California lawmakers compete to stop 'income-based' utility bills

Tuesday morning Democrats led by Assemblymember Jacqui Irwin, D-Thousand Oaks, and Wiener announced they’d be proposing a bill to repeal AB 205. Hours later, California Republicans tried to bring an immediate vote to repeal AB 205 to the Senate floor, but Democrats, including Wiener, voted to table the motion.

Published: February 2, 2024 5:54pm

(The Center Square) -

(The Center Square) - California Republican and Democratic lawmakers took competing approaches to blocking "income-based" utility bills being considered by the state utility regulator.

If AB 205, which authorized income-based utility fees, is not repealed and the California Public Utilities Commission adopts such fees in addition to regular energy rates — State Sen. Scott Wiener, D-San Francisco says Californians could pay an additional $830 per year for electricity. Republicans seek to repeal AB 205 entirely, while Democrats want to keep the law that authorizes the policy they want to avoid.

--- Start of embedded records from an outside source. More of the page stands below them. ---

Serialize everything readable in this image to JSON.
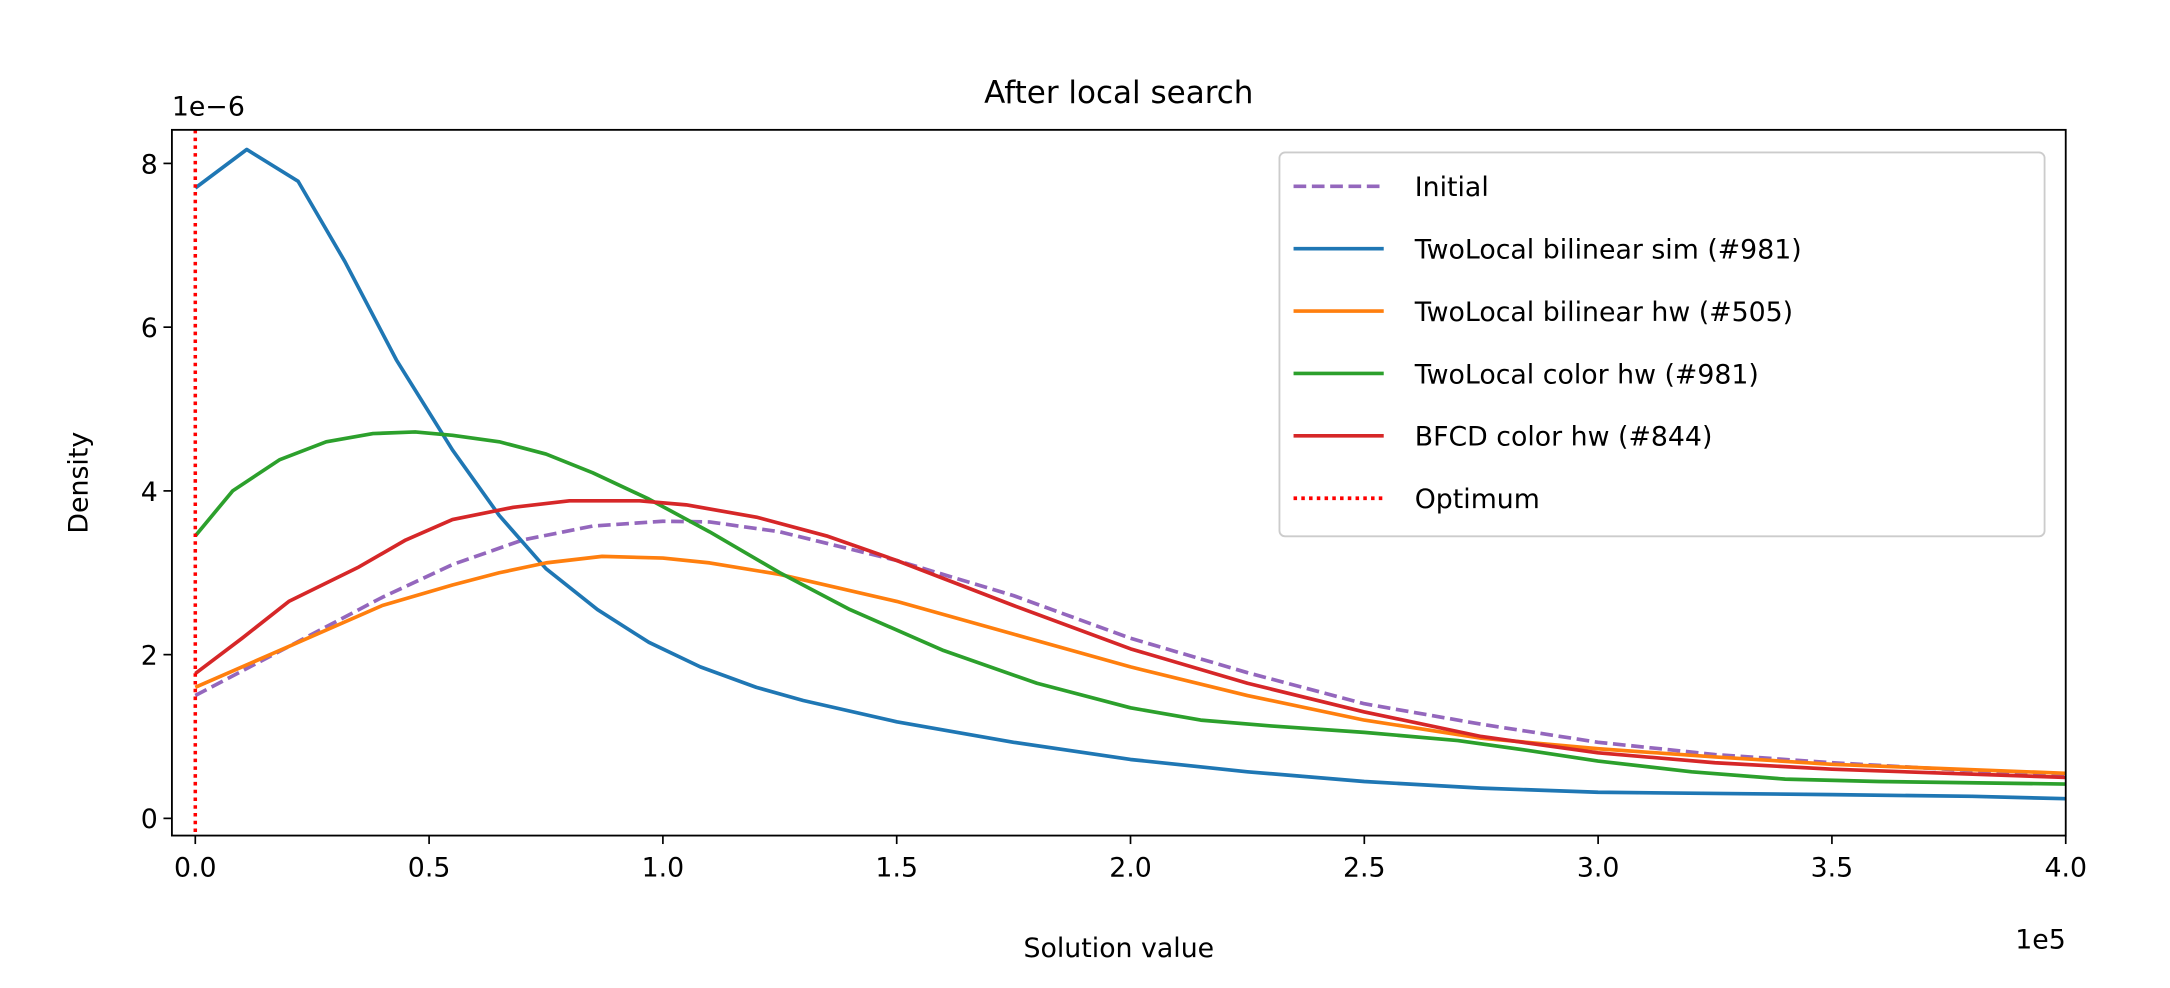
{
  "chart_data": {
    "type": "line",
    "title": "After local search",
    "xlabel": "Solution value",
    "ylabel": "Density",
    "x_offset_label": "1e5",
    "y_offset_label": "1e−6",
    "xlim": [
      -0.05,
      4.0
    ],
    "ylim": [
      -0.21,
      8.41
    ],
    "x_ticks": [
      0.0,
      0.5,
      1.0,
      1.5,
      2.0,
      2.5,
      3.0,
      3.5,
      4.0
    ],
    "x_tick_labels": [
      "0.0",
      "0.5",
      "1.0",
      "1.5",
      "2.0",
      "2.5",
      "3.0",
      "3.5",
      "4.0"
    ],
    "y_ticks": [
      0,
      2,
      4,
      6,
      8
    ],
    "y_tick_labels": [
      "0",
      "2",
      "4",
      "6",
      "8"
    ],
    "grid": false,
    "legend_position": "top-right",
    "series": [
      {
        "name": "Initial",
        "color": "#9467bd",
        "style": "dashed",
        "x": [
          0,
          0.2,
          0.4,
          0.55,
          0.7,
          0.85,
          1.0,
          1.1,
          1.25,
          1.5,
          1.75,
          2.0,
          2.25,
          2.5,
          2.75,
          3.0,
          3.25,
          3.5,
          4.0
        ],
        "y": [
          1.5,
          2.1,
          2.7,
          3.1,
          3.4,
          3.57,
          3.63,
          3.62,
          3.5,
          3.15,
          2.72,
          2.2,
          1.78,
          1.4,
          1.15,
          0.93,
          0.78,
          0.68,
          0.52
        ]
      },
      {
        "name": "TwoLocal bilinear sim (#981)",
        "color": "#1f77b4",
        "style": "solid",
        "x": [
          0,
          0.11,
          0.22,
          0.32,
          0.43,
          0.55,
          0.65,
          0.75,
          0.86,
          0.97,
          1.08,
          1.2,
          1.3,
          1.5,
          1.75,
          2.0,
          2.25,
          2.5,
          2.75,
          3.0,
          3.5,
          3.8,
          4.0
        ],
        "y": [
          7.7,
          8.17,
          7.78,
          6.8,
          5.6,
          4.5,
          3.7,
          3.05,
          2.55,
          2.15,
          1.85,
          1.6,
          1.44,
          1.18,
          0.93,
          0.72,
          0.57,
          0.45,
          0.37,
          0.32,
          0.29,
          0.27,
          0.24
        ]
      },
      {
        "name": "TwoLocal bilinear hw (#505)",
        "color": "#ff7f0e",
        "style": "solid",
        "x": [
          0,
          0.2,
          0.4,
          0.55,
          0.65,
          0.75,
          0.87,
          1.0,
          1.1,
          1.25,
          1.5,
          1.75,
          2.0,
          2.25,
          2.5,
          2.75,
          3.0,
          3.25,
          3.5,
          4.0
        ],
        "y": [
          1.6,
          2.1,
          2.6,
          2.85,
          3.0,
          3.12,
          3.2,
          3.18,
          3.12,
          2.98,
          2.65,
          2.25,
          1.85,
          1.5,
          1.2,
          0.98,
          0.85,
          0.75,
          0.66,
          0.55
        ]
      },
      {
        "name": "TwoLocal color hw (#981)",
        "color": "#2ca02c",
        "style": "solid",
        "x": [
          0,
          0.08,
          0.18,
          0.28,
          0.38,
          0.47,
          0.55,
          0.65,
          0.75,
          0.85,
          0.97,
          1.1,
          1.25,
          1.4,
          1.6,
          1.8,
          2.0,
          2.15,
          2.3,
          2.5,
          2.7,
          2.85,
          3.0,
          3.2,
          3.4,
          3.6,
          4.0
        ],
        "y": [
          3.45,
          4.0,
          4.38,
          4.6,
          4.7,
          4.72,
          4.68,
          4.6,
          4.45,
          4.22,
          3.9,
          3.5,
          3.0,
          2.55,
          2.05,
          1.65,
          1.35,
          1.2,
          1.13,
          1.05,
          0.95,
          0.83,
          0.7,
          0.57,
          0.48,
          0.45,
          0.42
        ]
      },
      {
        "name": "BFCD color hw (#844)",
        "color": "#d62728",
        "style": "solid",
        "x": [
          0,
          0.1,
          0.2,
          0.35,
          0.45,
          0.55,
          0.68,
          0.8,
          0.95,
          1.05,
          1.2,
          1.35,
          1.5,
          1.75,
          2.0,
          2.25,
          2.5,
          2.75,
          3.0,
          3.25,
          3.5,
          4.0
        ],
        "y": [
          1.77,
          2.2,
          2.65,
          3.07,
          3.4,
          3.65,
          3.8,
          3.88,
          3.88,
          3.83,
          3.68,
          3.45,
          3.15,
          2.6,
          2.07,
          1.65,
          1.3,
          1.0,
          0.8,
          0.68,
          0.6,
          0.5
        ]
      },
      {
        "name": "Optimum",
        "color": "#ff0000",
        "style": "dotted",
        "vertical_x": 0
      }
    ]
  }
}
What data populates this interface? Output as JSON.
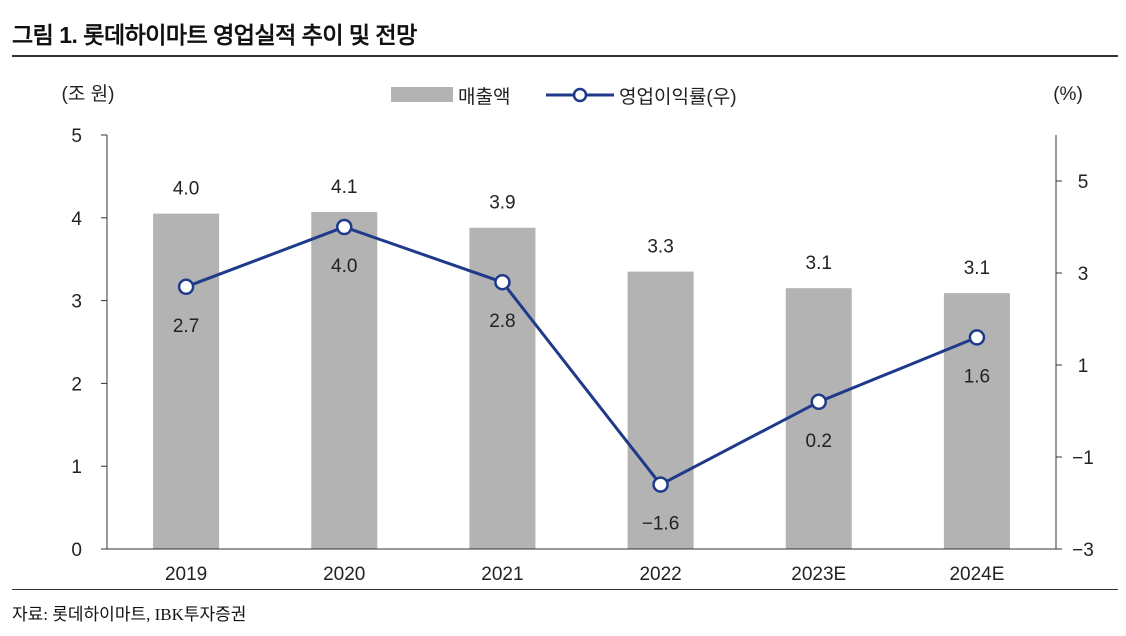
{
  "title": "그림 1. 롯데하이마트 영업실적 추이 및 전망",
  "source": "자료: 롯데하이마트, IBK투자증권",
  "chart_data": {
    "type": "bar+line",
    "categories": [
      "2019",
      "2020",
      "2021",
      "2022",
      "2023E",
      "2024E"
    ],
    "left_unit": "(조 원)",
    "right_unit": "(%)",
    "left_ylim": [
      0,
      5
    ],
    "left_ticks": [
      0,
      1,
      2,
      3,
      4,
      5
    ],
    "right_ylim": [
      -3,
      6
    ],
    "right_ticks": [
      -3,
      -1,
      1,
      3,
      5
    ],
    "grid": false,
    "legend_position": "top-center",
    "series": [
      {
        "name": "매출액",
        "type": "bar",
        "color": "#b3b3b3",
        "values": [
          4.05,
          4.07,
          3.88,
          3.35,
          3.15,
          3.09
        ],
        "labels": [
          "4.0",
          "4.1",
          "3.9",
          "3.3",
          "3.1",
          "3.1"
        ]
      },
      {
        "name": "영업이익률(우)",
        "type": "line",
        "axis": "right",
        "color": "#1f3a8a",
        "values": [
          2.7,
          4.0,
          2.8,
          -1.6,
          0.2,
          1.6
        ],
        "labels": [
          "2.7",
          "4.0",
          "2.8",
          "−1.6",
          "0.2",
          "1.6"
        ]
      }
    ]
  }
}
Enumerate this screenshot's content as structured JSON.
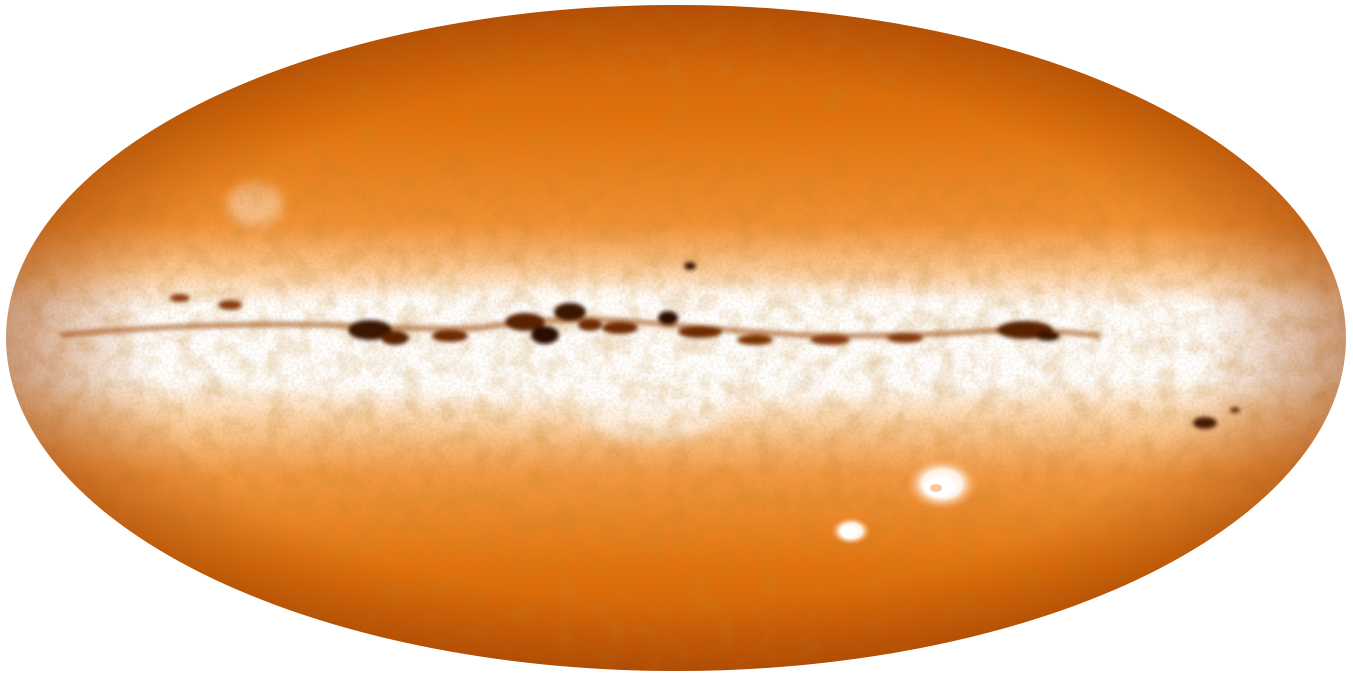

Though both parties’ lawmakers bemoaned the high cost of energy bills, which California Republican senators claim costs Californians twice what consumers in neighboring states pay, Democrats blamed utility company owners’ greed for rising rates. Republicans blamed Democrats for “constant attacks against the energy industry” for “pushing families into energy poverty.”

Tuesday morning Democrats led by Assemblymember Jacqui Irwin, D-Thousand Oaks, and Wiener announced they’d be proposing a bill to repeal AB 205. Hours later, California Republicans tried to bring an immediate vote to repeal AB 205 to the Senate floor, but Democrats, including Wiener, voted to table the motion.

“Electricity rates have skyrocketed throughout the state. Over the last ten years PGE rates have gone up 127%,” said Irwin at a press conference announcing the Democratic repeal effort.

“Under the plan proposed by our investor-owned utilities, millions of California residents will pay as much as $830 per year more for electricity than they do now. Not just wealthy people — middle class, working class people,” said Wiener.

Wiener also has authored bills supporting renewable energy and requirements that all companies with over $1 billion in income submit costly inventories of all emissions, even commuting and emissions from contractors — the kind of policies that Republicans say are responsible for rising rates in the first place.

“Why are neighboring states paying nearly half the costs of electricity compared to what Californians are paying to keep their lights on?,” said Sen. Shannon Grove, R-Bakersfield. "(Democrats) constant attacks against the energy industry (are) pushing families into energy poverty, making them choose between putting food on the table or paying their utility bills."

Energy expert and California Policy Center co-founder Edward Ring suggested the emphasis on renewables is causing rates to rise by lowering the energy supply from more affordable and reliable forms of energy that require less expensive infrastructure.

“Electricity in California is expensive, and will get more expensive, because that is the only way the special interests pushing 'renewables' can make a profit,” Ring told The Center Square. “By cramming down the production of cost-effective natural gas and by shutting down California's last nuclear power plant, customers are forced to pay for massive subsidized investments in solar and wind farms, massive expansions of transmission lines to connect these farms to the grid, and massive battery projects to buffer the on-again, off-again power they generate.”

State Republicans previously introduced a failed measure to repeal AB 205 in September 2023.